Micheal VonnMicheal Vonn, a lawyer who
teaches the ethics of librarianship, on banning books, placement calls, and why stocking library shelves is a lot like selecting
stories for tomorrow’s paper (and how both can be done better).

I have been heartened by a number of recent articles critically examining the media hullabaloo about Mr. Jones and the bonfire of the inanities. In the excellent “Terry Jones Syndrome: Guidelines for responsible news selection”, Stephen Ward sets out principles and suggestions to guide ethical news selection, with a particular focus on dealing with stories that have gone viral. I am more familiar with information ethics in a library context than a media context, but it strikes me that there is considerable overlap. 

I have co-taught a graduate course in information ethics and intellectual freedom at a library school. Almost no one outside a library school has any ideas what that means, so inevitably I would use short-hand: “It’s about censorship”. Which of course makes my academic colleagues jealous, because censorship is a juicy topic to explore, frequently involving sex, drugs, violence, racism, witchcraft and same-sex parenting penguins.

Although we use the language of “censorship” in a library context, it is quite rare for a book to be “banned”.  What is infinitely more common is for a book to be “challenged”, which means that complaints have been made and these may include demands that the book be taken off the shelves. And if you are wondering where the penguins come in, it’s because the lovely 2005 children’s book, And Tango Makes Three, about two adult, male penguins who successfully hatch and raise a baby penguin named Tango, has been one of North America’s most banned and challenged library books for some years running. 

Tango and other challenged books have a friend in the Canadian Library Association which has a Statement on Intellectual Freedom that clearly says libraries have an obligation to resist efforts to limit access to materials. There are some high profile instances of book being banned, but few of the everyday information ethics issues in libraries fall under that fiery banner. The more usual questions are far from the ‘sexy issues’ aisle where we expect to find censorship matters, and over in the seemingly innocuous, technical department of shelving, classification and selection. 

Placement/prominence and classification are information ethics matters in both libraries and news media.  In libraries, relocation of controversial materials is a fairly common way of avoiding a blatant censorship challenge. If you find that And Tango Makes Three, a children’s picture book that happens to be based on a true story of penguins in a New York zoo, is only to be found under “zoology”, you know you have an information ethics issue. But many classification calls are much more difficult to place on the possible-censorship spectrum, including the question of where to put controversial materials for older children/young adults. And more fundamentally, there is the question of buying the books in the first place. 

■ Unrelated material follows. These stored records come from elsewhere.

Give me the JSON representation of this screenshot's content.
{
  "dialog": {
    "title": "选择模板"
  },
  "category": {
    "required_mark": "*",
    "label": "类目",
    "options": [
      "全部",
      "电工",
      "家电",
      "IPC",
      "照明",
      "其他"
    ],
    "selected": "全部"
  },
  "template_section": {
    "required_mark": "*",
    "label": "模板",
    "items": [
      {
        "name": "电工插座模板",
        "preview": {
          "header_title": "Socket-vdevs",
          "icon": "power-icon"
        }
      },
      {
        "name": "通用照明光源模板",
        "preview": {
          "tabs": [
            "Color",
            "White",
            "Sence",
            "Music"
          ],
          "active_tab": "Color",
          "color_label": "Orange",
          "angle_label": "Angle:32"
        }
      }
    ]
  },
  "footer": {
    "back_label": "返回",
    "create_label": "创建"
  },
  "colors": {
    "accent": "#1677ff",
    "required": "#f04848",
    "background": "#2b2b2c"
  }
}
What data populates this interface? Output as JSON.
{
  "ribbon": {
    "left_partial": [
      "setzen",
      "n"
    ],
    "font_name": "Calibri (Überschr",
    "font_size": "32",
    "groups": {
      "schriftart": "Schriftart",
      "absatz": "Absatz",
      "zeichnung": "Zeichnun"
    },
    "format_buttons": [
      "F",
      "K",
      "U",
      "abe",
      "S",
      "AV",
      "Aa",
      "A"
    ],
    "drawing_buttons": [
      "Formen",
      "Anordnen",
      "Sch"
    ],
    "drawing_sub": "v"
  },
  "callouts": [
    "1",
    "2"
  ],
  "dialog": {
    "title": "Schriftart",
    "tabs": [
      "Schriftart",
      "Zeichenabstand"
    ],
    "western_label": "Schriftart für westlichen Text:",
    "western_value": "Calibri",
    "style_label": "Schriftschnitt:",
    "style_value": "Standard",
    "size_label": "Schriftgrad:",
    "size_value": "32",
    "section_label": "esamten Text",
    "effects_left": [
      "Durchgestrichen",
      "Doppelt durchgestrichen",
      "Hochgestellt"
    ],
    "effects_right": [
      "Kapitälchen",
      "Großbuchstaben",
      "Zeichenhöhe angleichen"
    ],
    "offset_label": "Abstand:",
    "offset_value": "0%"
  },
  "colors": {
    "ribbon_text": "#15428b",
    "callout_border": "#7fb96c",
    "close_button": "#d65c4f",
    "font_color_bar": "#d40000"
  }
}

On the one hand, “collection management” — acquiring materials for the library — is the obvious starting point for a discussion about access to materials.  Usually framed as a question of “selection vs. censorship” (in keeping with an influential article by Lester Asheim), library scholars and policy advisors have tried to develop criteria and policy for buying materials that ensures that the library isn’t “censoring” materials at the front end by simply failing to acquire it. 

Which is all fine and good in terms of a theory, but since you can’t have every book in the world in your library, what does constitute an ethical framework for choosing? Ann Curry’s research in the 1990s on Canadian public libraries acquisition of Bret Easton Ellis’s notorious novel American Psycho illustrates the complexity of the issue. For example, the most influential factors cited for deciding to purchase American Psycho were the frequency of patron requests and the extent of the media coverage. 

However, librarians who rejected the book because they thought there would not be much demand for it turned out to be right. The media profile apparently generated a lot of discussion about the book, but not much desire to actually read it. So, consulting the “crystal ball of future circulation” would be ideal, except we don’t have one. All we have are librarians’ consideration and interpretation of various factors which include the presence or absence of patron requests, media attention, book reviews, a commitment to having a wide representation of view points on given subjects and knowledge and appreciation of the community’s needs. While this process is clearly more art than science, I have marveled at how a good acquisitions librarian ensures that her library reflects the diversity of the community and diversity of opinion on any topic, no matter how controversial. But, as the American Psycho example illustrates, much ado as a lone factor is not necessarily a reliable guideline for selection. 

Whether the question is American Psycho: yes or no?; How to catalogue the Protocols of the Elders of Zion?; Where to put the graphic novels that are really, really graphic?;  Why the entire media universe glaringly interrupted the well-deserved obscurity of Terry Jones? Or, how that media circus effectively drowned out the report of charges against twelve U.S. soldiers for random killings of Afghan civilians; it strikes me that selection and management are core information ethics issues and that the same democratic principles underlie good journalism and good public libraries. 

Micheal Vonn is a lawyer and the Policy Director of the BC Civil Liberties Association.  She has been an Adjunct Professor at the University of British Columbia in the Faculty of Law and the UBC School of Library, Archival and Information Studies.